Unification of `SparseMatrixCSC` and `SparseVector`

Are there plans (proposals, PRs, discussions) for unifying SparseMatrixCSC and SparseVector? Something like a new type SparseArrayCSC{Tv,Ti,D} where D is the dimension (1 for SparseVector, 2 for SparseMatrixCSC). It seems like there is a large quantity of repeated code between these two types (as SparseVector is very close to an Mx1 SparseMatrixCSC). Bonus point is that it would provide D>2 types for free.

While it might be possible to share more code between SparseVector and SparseMatrixCSC, I don’t think it will give D>2 “for free” (since all code is written for either D=1 or D = 2).

Maybe I’m too optimistic, but it seems reasonable to me to imagine that code that is general enough for both D=1 and D=2 would work also for D>2. My naive idea would be to think about general D as a D-1 dimension collection of sparse columns. So essentially it is only the iteration over colptr that needs to change. I think that the easiest would be to have S.colptr::Vector{Ti} with length(S.colptr) == prod(S.dims[2:end])+1 and size(S) = S.dims. (alternatively, S.colptr could be an Array of dimension D-1 but this has some drawbacks). But I don’t know if any of this has been already been discussed (and/or discarded!) and if there is potential interest in this.

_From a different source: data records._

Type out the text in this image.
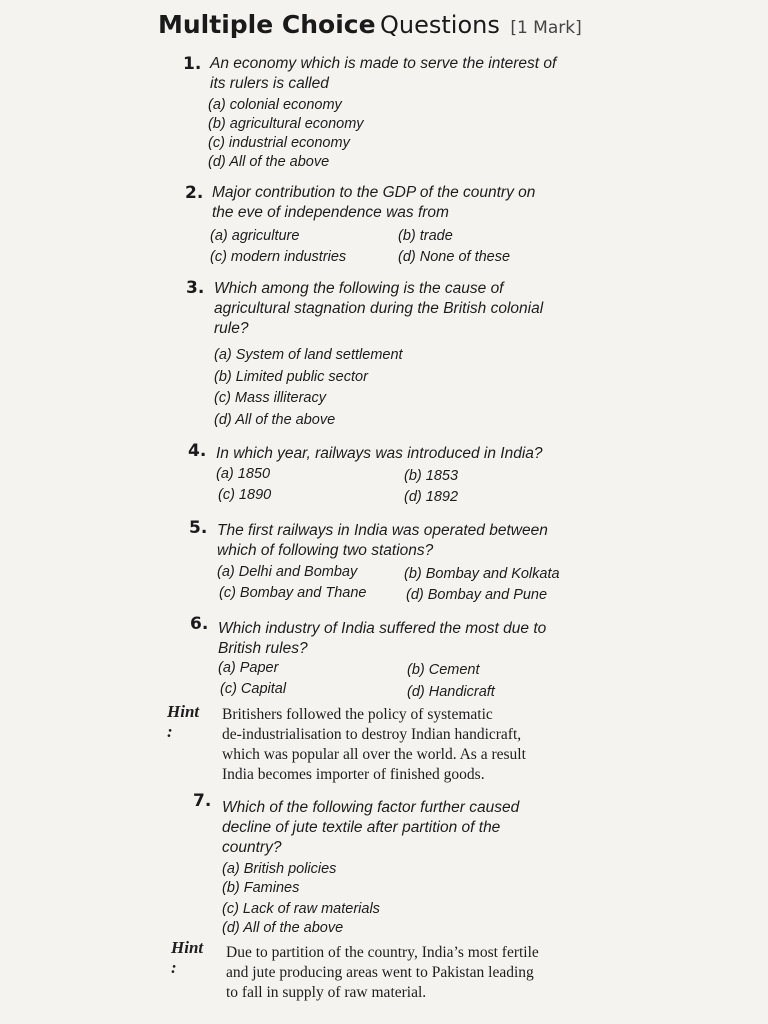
Multiple Choice Questions [1 Mark]
1. An economy which is made to serve the interest of
its rulers is called
(a) colonial economy
(b) agricultural economy
(c) industrial economy
(d) All of the above
2. Major contribution to the GDP of the country on
the eve of independence was from
(a) agriculture	(b) trade
(c) modern industries	(d) None of these
3. Which among the following is the cause of
agricultural stagnation during the British colonial
rule?
(a) System of land settlement
(b) Limited public sector
(c) Mass illiteracy
(d) All of the above
4. In which year, railways was introduced in India?
(a) 1850	(b) 1853
(c) 1890	(d) 1892
5. The first railways in India was operated between
which of following two stations?
(a) Delhi and Bombay	(b) Bombay and Kolkata
(c) Bombay and Thane	(d) Bombay and Pune
6. Which industry of India suffered the most due to
British rules?
(a) Paper	(b) Cement
(c) Capital	(d) Handicraft
Hint :
Britishers followed the policy of systematic
de-industrialisation to destroy Indian handicraft,
which was popular all over the world. As a result
India becomes importer of finished goods.
7. Which of the following factor further caused
decline of jute textile after partition of the
country?
(a) British policies
(b) Famines
(c) Lack of raw materials
(d) All of the above
Hint :
Due to partition of the country, India’s most fertile
and jute producing areas went to Pakistan leading
to fall in supply of raw material.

It’s something that I’ve considered this in the past, too: it’s effectively embedding a reshape into the CSC structure itself. I’ve tried to find our previous discussions but came up empty — perhaps it was on Slack. It’d work for some basic structural functions, but I think even the general indexing implementation wouldn’t generalize effectively.

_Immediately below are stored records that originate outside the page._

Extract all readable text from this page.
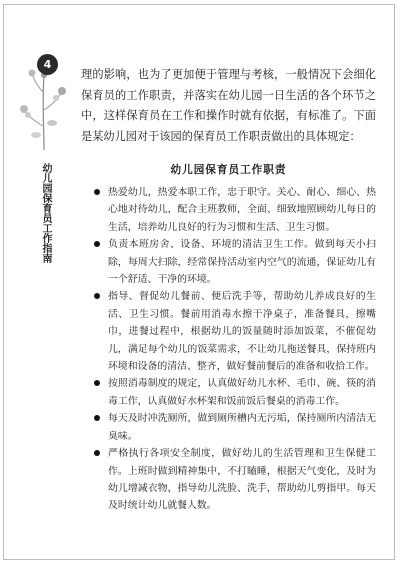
4
幼儿园保育员工作指南

理的影响，也为了更加便于管理与考核，一般情况下会细化保育员的工作职责，并落实在幼儿园一日生活的各个环节之中，这样保育员在工作和操作时就有依据，有标准了。下面是某幼儿园对于该园的保育员工作职责做出的具体规定：

幼儿园保育员工作职责
热爱幼儿，热爱本职工作，忠于职守。关心、耐心、细心、热心地对待幼儿，配合主班教师，全面、细致地照顾幼儿每日的生活，培养幼儿良好的行为习惯和生活、卫生习惯。
负责本班房舍、设备、环境的清洁卫生工作。做到每天小扫除，每周大扫除，经常保持活动室内空气的流通，保证幼儿有一个舒适、干净的环境。
指导、督促幼儿餐前、便后洗手等，帮助幼儿养成良好的生活、卫生习惯。餐前用消毒水擦干净桌子，准备餐具，擦嘴巾，进餐过程中，根据幼儿的饭量随时添加饭菜，不催促幼儿，满足每个幼儿的饭菜需求，不让幼儿拖送餐具，保持班内环境和设备的清洁、整齐，做好餐前餐后的准备和收拾工作。
按照消毒制度的规定，认真做好幼儿水杯、毛巾、碗、筷的消毒工作，认真做好水杯架和饭前饭后餐桌的消毒工作。
每天及时冲洗厕所，做到厕所槽内无污垢，保持厕所内清洁无臭味。
严格执行各项安全制度，做好幼儿的生活管理和卫生保健工作。上班时做到精神集中，不打瞌睡，根据天气变化，及时为幼儿增减衣物，指导幼儿洗脸、洗手，帮助幼儿剪指甲。每天及时统计幼儿就餐人数。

Changing the structure of SparseMatrixCSC would be breaking, but adding general CSC-like-property-accessors would be a feature: https://github.com/JuliaLang/julia/issues/26613. It’d then be easy to add those definitions for the compatible reshape(::SparseMatrixCSC,...)s.

2 Likes

Thanks @mbauman for the explanation. I’m not sure I understand though, you propose to add another type, instead of unifying those two?